Para o País emplacar um crescimento ao “estilo chinês”, mudanças estruturais profundas precisam ser feitas. “O aumento de produtividade envolve três aspectos”, explica o economista José Alexandre Scheinkman, da Universidade Columbia, nos EUA.

“Aumento da educação dos trabalhadores, do estoque de capital na economia e, também, maior eficiência na forma como capital e trabalho são usados de forma combinada.”

Esse terceiro ponto depende de melhorias no ambiente de negócios. Trata-se de uma agenda que envolve redução da burocracia, investimentos em infraestrutura, criação de regras e marcos regulatórios que deem clareza e previsibilidade no cumprimento de contratos, aumento da competição entre os agentes econômicos e simplificação tributária.

Posto em números, é possível ver o tamanho do desafio. A pedido do Estado, o banco Santander calculou o esforço que o País precisa fazer para aumentar o potencial de crescimento do PIB, ou seja, o quanto a economia consegue crescer sem exaurir sua capacidade e provocar alta da inflação – que depende de mais produtividade. 
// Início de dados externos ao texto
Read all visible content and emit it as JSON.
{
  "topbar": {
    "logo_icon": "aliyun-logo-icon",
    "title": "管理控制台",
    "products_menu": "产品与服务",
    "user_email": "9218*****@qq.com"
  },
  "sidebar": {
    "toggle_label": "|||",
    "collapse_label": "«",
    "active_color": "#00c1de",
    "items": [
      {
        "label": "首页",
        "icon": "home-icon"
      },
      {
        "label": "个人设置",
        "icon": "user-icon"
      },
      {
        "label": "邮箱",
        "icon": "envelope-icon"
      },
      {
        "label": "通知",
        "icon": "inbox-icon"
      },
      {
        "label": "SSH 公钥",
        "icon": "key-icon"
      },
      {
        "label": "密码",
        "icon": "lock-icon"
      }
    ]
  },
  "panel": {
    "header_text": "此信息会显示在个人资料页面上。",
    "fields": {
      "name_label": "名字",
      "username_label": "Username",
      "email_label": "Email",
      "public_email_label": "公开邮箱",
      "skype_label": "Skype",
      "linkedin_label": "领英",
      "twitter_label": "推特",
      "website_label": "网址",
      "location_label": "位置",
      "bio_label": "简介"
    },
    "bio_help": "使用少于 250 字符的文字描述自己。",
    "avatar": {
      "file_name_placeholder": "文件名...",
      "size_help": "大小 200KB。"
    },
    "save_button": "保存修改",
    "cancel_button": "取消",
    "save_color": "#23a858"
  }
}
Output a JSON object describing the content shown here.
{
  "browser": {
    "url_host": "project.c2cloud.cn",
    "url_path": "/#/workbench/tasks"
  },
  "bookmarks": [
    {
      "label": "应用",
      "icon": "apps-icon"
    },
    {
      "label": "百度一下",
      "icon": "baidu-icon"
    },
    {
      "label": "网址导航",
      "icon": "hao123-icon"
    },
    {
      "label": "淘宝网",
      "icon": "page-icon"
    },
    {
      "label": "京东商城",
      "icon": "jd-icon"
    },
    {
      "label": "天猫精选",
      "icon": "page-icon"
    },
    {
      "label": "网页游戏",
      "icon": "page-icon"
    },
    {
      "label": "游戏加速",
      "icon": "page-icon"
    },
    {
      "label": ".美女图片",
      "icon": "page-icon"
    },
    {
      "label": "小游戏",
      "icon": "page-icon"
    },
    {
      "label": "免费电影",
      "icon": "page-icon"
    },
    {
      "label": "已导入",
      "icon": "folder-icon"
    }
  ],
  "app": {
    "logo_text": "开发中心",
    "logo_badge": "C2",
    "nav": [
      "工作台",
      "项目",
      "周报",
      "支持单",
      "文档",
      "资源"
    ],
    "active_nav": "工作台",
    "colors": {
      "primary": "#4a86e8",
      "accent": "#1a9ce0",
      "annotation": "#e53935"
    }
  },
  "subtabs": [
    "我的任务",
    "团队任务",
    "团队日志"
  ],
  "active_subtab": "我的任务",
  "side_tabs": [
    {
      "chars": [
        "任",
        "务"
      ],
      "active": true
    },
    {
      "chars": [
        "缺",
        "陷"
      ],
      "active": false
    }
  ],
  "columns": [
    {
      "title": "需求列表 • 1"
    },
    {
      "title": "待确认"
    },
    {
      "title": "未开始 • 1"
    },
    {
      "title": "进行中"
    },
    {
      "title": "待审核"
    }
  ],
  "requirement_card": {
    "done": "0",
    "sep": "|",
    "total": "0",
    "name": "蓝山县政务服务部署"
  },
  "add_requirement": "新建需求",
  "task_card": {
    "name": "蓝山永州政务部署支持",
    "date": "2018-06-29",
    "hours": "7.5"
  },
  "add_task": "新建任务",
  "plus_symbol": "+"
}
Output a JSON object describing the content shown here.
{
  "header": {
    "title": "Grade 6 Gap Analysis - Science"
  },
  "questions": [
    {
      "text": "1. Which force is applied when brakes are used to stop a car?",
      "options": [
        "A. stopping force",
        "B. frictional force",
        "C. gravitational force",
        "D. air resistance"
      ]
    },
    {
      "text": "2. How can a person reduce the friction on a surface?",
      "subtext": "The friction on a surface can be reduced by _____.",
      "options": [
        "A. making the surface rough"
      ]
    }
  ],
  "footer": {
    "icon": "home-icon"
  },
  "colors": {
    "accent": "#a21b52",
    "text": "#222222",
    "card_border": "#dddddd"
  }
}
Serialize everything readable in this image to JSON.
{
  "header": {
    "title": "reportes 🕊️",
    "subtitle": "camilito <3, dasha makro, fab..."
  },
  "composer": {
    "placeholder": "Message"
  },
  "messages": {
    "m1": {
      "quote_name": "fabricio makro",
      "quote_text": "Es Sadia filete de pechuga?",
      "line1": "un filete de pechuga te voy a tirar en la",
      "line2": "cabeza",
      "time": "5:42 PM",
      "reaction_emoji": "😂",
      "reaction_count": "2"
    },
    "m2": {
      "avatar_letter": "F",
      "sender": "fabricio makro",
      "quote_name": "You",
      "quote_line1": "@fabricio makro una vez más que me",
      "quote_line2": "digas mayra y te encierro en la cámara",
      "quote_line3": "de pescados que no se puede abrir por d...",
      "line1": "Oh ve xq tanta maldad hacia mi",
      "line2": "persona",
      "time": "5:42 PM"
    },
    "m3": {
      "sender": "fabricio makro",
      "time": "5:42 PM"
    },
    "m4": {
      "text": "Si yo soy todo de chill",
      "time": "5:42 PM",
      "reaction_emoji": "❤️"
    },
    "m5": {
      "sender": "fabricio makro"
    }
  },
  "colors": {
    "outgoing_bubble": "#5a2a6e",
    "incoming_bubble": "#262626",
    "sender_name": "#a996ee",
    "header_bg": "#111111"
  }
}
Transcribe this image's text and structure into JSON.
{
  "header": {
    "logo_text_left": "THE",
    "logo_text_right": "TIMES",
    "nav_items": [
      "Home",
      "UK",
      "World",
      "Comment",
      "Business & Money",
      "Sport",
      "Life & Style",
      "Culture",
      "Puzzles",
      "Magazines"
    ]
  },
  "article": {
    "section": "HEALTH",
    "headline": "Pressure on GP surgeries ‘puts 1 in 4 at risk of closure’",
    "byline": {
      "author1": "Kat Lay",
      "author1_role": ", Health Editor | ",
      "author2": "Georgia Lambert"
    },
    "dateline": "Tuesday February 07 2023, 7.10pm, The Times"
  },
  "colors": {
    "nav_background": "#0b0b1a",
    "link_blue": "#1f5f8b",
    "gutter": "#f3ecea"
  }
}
Estudos do banco indicam que, hoje, o teto está próximo de 2% ao ano. Para crescer 4% de forma consistente, a taxa de investimentos terá de sair dos atuais 15,6% para 21% do PIB – e a produtividade crescer 2,3% ao ano.

“É um ritmo de crescimento que o País não consegue sustentar desde a década de 70”, diz Maurício Molon, economista-chefe do Santander.